What lessons have you learned?

14 thoughts on “12 Lessons from Successful Social Media Journeys

  1. I guess it depends what your goals are, but I’m going to have to disagree with “[i]f you don’t have to say it, and it might offend some people, it’s probably better you didn’t share.”

    A bit of self-censorship is probably a good idea. Or at the very least thinking twice before posting something, but if everybody acted on the Internet in order minimize the # of people they offend, many fewer interesting ideas would get discussed.

    1. This depends on a number of things. If you’re just talking about your own personal interactions, I’d recommend that you do offend some people once in a while, because if you’re not, you’re probably not being completely honest and forthright. Express your thoughts with confidence, and you’ll offend someone, I guarantee it ^_^

      For a business account type of situation however, you may want to take a step back before taking a strong stand on something while representing your brand. Remember that your opinion, while it doesn’t represent the rest of your company’s opinion, will be perceived as a representation of your company’s brand.

  2. Good stuff. This is an enormous subject; very difficult to distill down to bullets, but this is a great start.

    Pieces like this remind me all the time just how valuable an employee can be who “gets” this stuff AND has the ability to integrate the tools and activities into a company’s existing strategy.

    1. Thanks Don. It’s impossible, even at this point, for anyone to fully grasp these concepts without making any mistakes. As long as we’re away of these mistakes however, we can all become more valuable employees, or more valuable in our careers.

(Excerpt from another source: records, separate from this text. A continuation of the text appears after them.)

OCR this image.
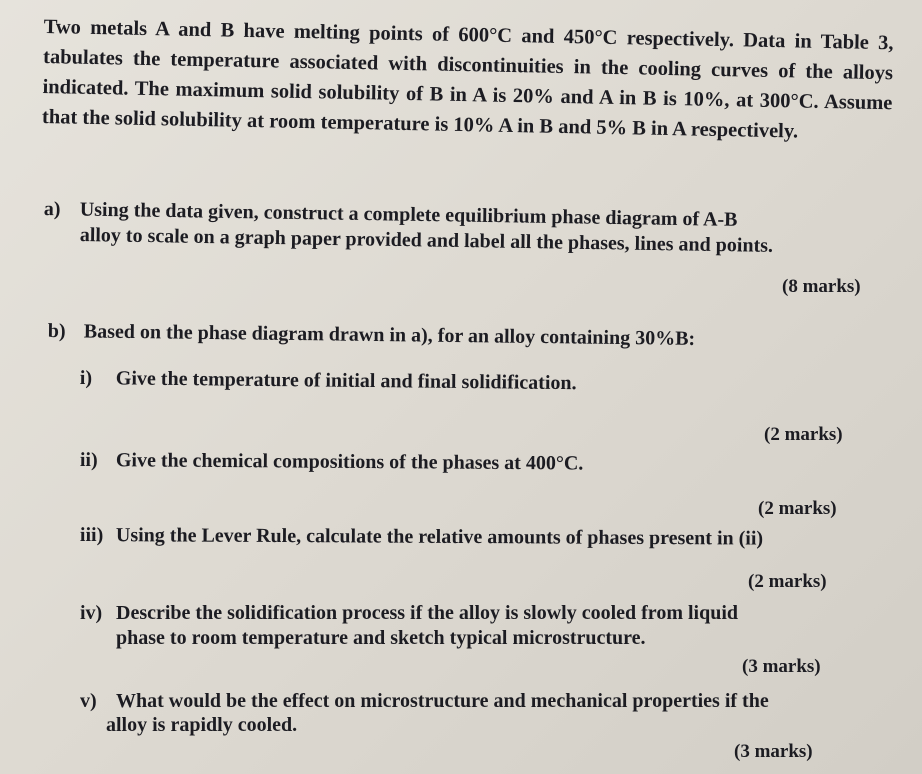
Two metals A and B have melting points of 600°C and 450°C respectively. Data in Table 3, tabulates the temperature associated with discontinuities in the cooling curves of the alloys indicated. The maximum solid solubility of B in A is 20% and A in B is 10%, at 300°C. Assume that the solid solubility at room temperature is 10% A in B and 5% B in A respectively.
a) Using the data given, construct a complete equilibrium phase diagram of A-B
alloy to scale on a graph paper provided and label all the phases, lines and points.
(8 marks)
b) Based on the phase diagram drawn in a), for an alloy containing 30%B:
i) Give the temperature of initial and final solidification.
(2 marks)
ii) Give the chemical compositions of the phases at 400°C.
(2 marks)
iii) Using the Lever Rule, calculate the relative amounts of phases present in (ii)
(2 marks)
iv) Describe the solidification process if the alloy is slowly cooled from liquid
phase to room temperature and sketch typical microstructure.
(3 marks)
v) What would be the effect on microstructure and mechanical properties if the
alloy is rapidly cooled.
(3 marks)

  3. David. Thanks for including me and it is a great list of tips for sure. However, I will say this, “Best Practices can limit creativity”. Don’t get stuck limiting yourself to the thinking of others. Collaborate, connect and be creative!

  4. David: Great list and great sources! Social Media is such a fluid environment, it’s good to circle back with a few hard and fast “reality checks” every now and then. Implied in all twelve points resides the most important of all: “Have a plan.”

  5. An excellent piece David, really summarises things nicely. The title of Point 10 might be better as the phrase from the body about reward the customers “that count”.

    Also, you just mentioned briefly the evangelists. While you cannot and should not try to control them, treated correctly they are possibly your most powerful marketing tool in this medium. Perhaps you could share your thoughts on how to retain, reward and encourage evangelists 🙂

  6. Very well said David. If more people understood those twelve tenets the social media world would be a lot less noisy and a lot more cohesive. I especially like tenets 7 through 10.